Research/Australia
From Wikiversity
In order for higher education providers in Australia to receive federal government funding for research they must report on research activity defined as follows.
Contents |
[edit] Research
For the purposes of these specifications, research comprises:
- creative work undertaken on a systematic basis in order to increase the stock of knowledge, including knowledge of man, culture and society, and the use of this stock of knowledge to devise new applications
- any activity classified as research which is characterised by originality; it should have investigation as a primary objective and should have the potential to produce results that are sufficiently general for humanity's stock of knowledge (theoretical and/or practical) to be recognisably increased. Most higher education research work would qualify as research
- pure basic research, strategic basic research, applied research and experimental development.
Activities that support research and meet this definition of research include:
- provision of professional, technical, administrative or clerical support and/or assistance to staff directly engaged in research
- management of staff who are either directly engaged in research or are providing professional, technical or clerical support or assistance to those staff
- activities of students undertaking postgraduate research courses
- development of postgraduate research courses
- supervision of students undertaking postgraduate research courses.

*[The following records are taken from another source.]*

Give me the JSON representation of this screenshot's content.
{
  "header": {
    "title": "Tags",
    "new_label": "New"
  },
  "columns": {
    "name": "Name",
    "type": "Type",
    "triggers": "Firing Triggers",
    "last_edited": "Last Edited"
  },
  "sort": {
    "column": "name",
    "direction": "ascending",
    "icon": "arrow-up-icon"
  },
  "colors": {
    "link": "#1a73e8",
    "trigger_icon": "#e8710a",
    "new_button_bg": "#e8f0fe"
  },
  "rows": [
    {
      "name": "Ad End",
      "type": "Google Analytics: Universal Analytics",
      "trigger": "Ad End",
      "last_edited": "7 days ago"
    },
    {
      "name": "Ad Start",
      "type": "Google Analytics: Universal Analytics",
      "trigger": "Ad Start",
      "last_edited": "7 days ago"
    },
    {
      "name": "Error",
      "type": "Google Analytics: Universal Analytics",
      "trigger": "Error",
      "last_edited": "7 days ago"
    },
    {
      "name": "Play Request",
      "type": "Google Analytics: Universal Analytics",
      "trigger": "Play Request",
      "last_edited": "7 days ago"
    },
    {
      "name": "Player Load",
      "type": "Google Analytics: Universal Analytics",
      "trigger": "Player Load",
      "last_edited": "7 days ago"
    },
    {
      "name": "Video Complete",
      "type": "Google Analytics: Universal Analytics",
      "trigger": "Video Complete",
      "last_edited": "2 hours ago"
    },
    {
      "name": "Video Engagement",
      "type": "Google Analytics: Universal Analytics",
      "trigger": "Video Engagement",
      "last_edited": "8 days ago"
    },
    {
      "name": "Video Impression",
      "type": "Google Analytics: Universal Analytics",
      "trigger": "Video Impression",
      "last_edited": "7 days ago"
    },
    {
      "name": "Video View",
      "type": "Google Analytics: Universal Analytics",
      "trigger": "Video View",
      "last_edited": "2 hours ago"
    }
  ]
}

Activities that do not support research must be excluded, such as:
- preparation for teaching
- scientific and technical information services
- general purpose or routine data collection
- standardisation and routine testing
- feasibility studies (except into research and experimental development projects)
- specialised routine medical care
- commercial, legal and administrative aspects of patenting, copyright or licensing activities
- routine computer programming, systems work or software maintenance (research and experimental development into applications software, new programming languages and new operating systems would normally meet the definition of research).
[edit] Publication categories
There are four publication categories counted in the 2009 HERDC Research Publications Return:
- Books
- Book Chapters
- Journal Articles
- Conference Publications.
Each category has a set of defined criteria which must be met for a research publication to be included. The 2009 HERDC Research Publications Return must report only research publications which are books, book chapters, journal articles and/or conference publications which meet the definition of research, are within the specifications of the reference year and are characterised by:
- substantial scholarly activity, as evidenced by discussion of the relevant literature, an awareness of the history and antecedents of work described, and provided in a format which allows a reader to trace sources of the work, including through citations and footnotes
- originality (i.e. not a compilation of existing works)
- veracity/validity through a peer validation process or by satisfying the commercial publisher processes
- increasing the stock of knowledge
- being in a form that enables dissemination of knowledge.